Haiti, tre giorni in strada per cacciare il presidente

Il popolo haitiano vuole voltare pagina, deciso a sbarazzarsi del governo del presidente Jovenel Moïse, l’ultimo di una serie di capi di stato tutti ugualmente corrotti. Già il 18 ottobre il popolo era sceso in strada in tutto il paese contro la distrazione di oltre tre miliardi di dollari dal fondo di Petrocaribe – il programma solidale lanciato nel 2005 dal governo Chávez per distribuire petrolio all’area caraibica – operata dall’attuale governo e dai due precedenti di Preval e, soprattutto, di Martelly.

Un’appropriazione indebita di fondi pubblici di cui sarebbero responsabili diversi parlamentari, nessuno dei quali è stato finora raggiunto finora da alcuna inchiesta giudiziaria. Ma se la domanda posta allora con decisione per tutto il territorio nazionale – «Dove sta il denaro di Petrocaribe?» – era rimasta senza risposta, il popolo è tornato a riproporla con ancora più forza nella capitale e in altre città il 19 novembre, anniversario della battaglia di Vertières, quella della definitiva vittoria delle forze rivoluzionarie e popolari haitiane sul corpo di spedizione francese di Napoleone.

E questa volta, malgrado la violenta repressione, il popolo haitiano, al terzo giorno di sciopero generale, sembra deciso a non fermarsi prima di ottenere la rinuncia del presidente.

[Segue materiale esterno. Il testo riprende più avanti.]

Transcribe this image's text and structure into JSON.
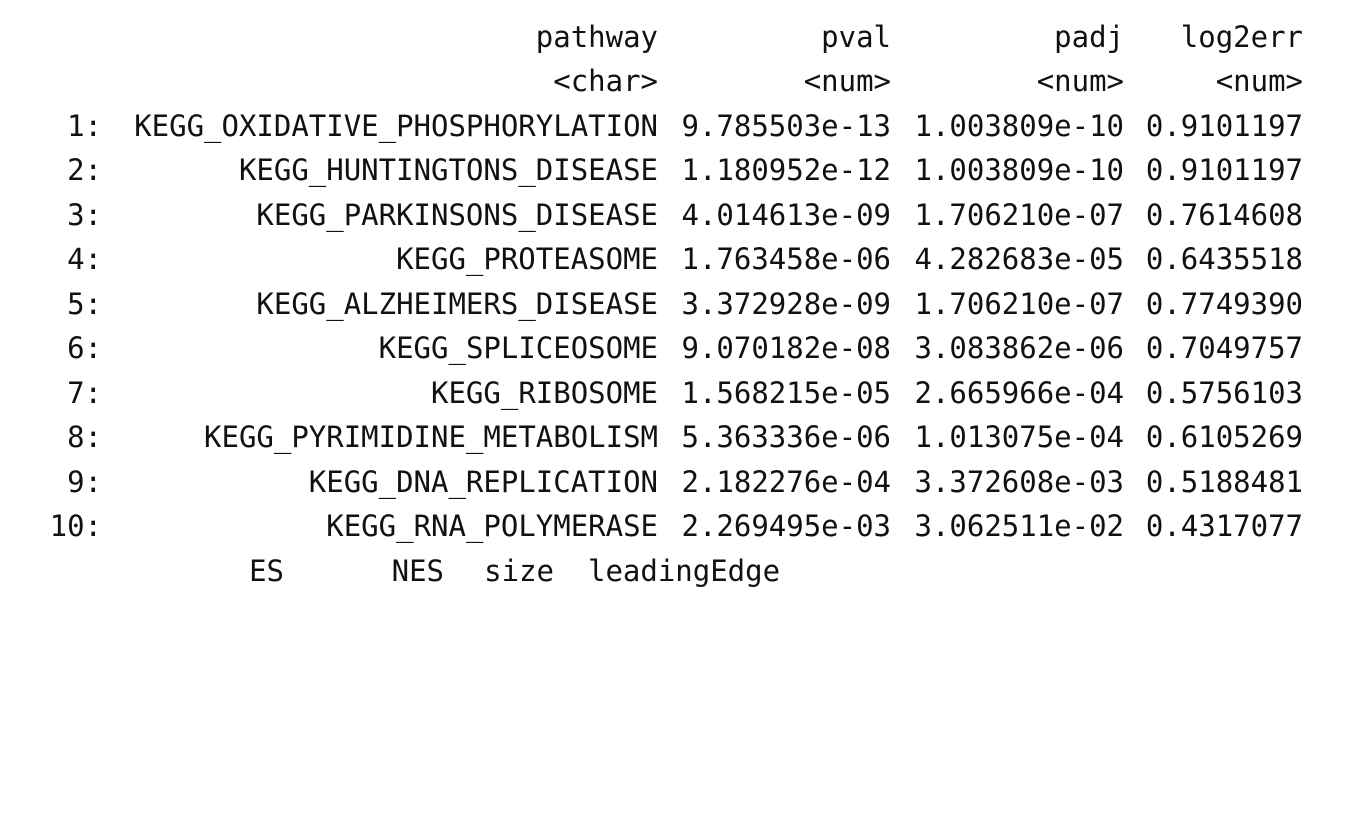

La quale, secondo il leader contadino Chavannes Jean Baptiste, sarebbe un primo passo verso la costruzione di uno Stato finalmente «al servizio delle classi lavoratrici, degli operai e dei contadini».

***

Guatemala, 5.130 anni di prigione al soldato stragista

5.130 anni di prigione: è questa la condanna inflitta all’ex militare guatemalteco Santos López Alonzo, riconosciuto colpevole dell’assassinio di 171 persone durante il massacro de Las Dos Erres, nel Petén, nel dicembre del 1982, 30 anni di carcere per ogni persona assassinata. Una strage commessa (nel corso del conflitto armato interno che ha insanguinato il paese per 36 anni, fino al 1996) dai famigerati kaibiles, il brutale corpo di élite dell’esercito guatemalteco (attivo in particolare durante il governo di Ríos Montt) di cui l’ex militare faceva parte.

Estradato nel 2017 dagli Stati uniti, López Alonzo, il sesto militare condannato per il massacro, è stato accusato anche di aver rapito e tenuto con sé un bambino di 5 anni, Ramiro Osorio Cristales, la cui famiglia era stata uccisa nella strage. E proprio quest’ultimo, che nel 1999 grazie all’esame del Dna è riuscito a riunirsi con i nonni e altri familiari, è stato uno
dei principali testimoni del processo contro l’ex «padre adottivo».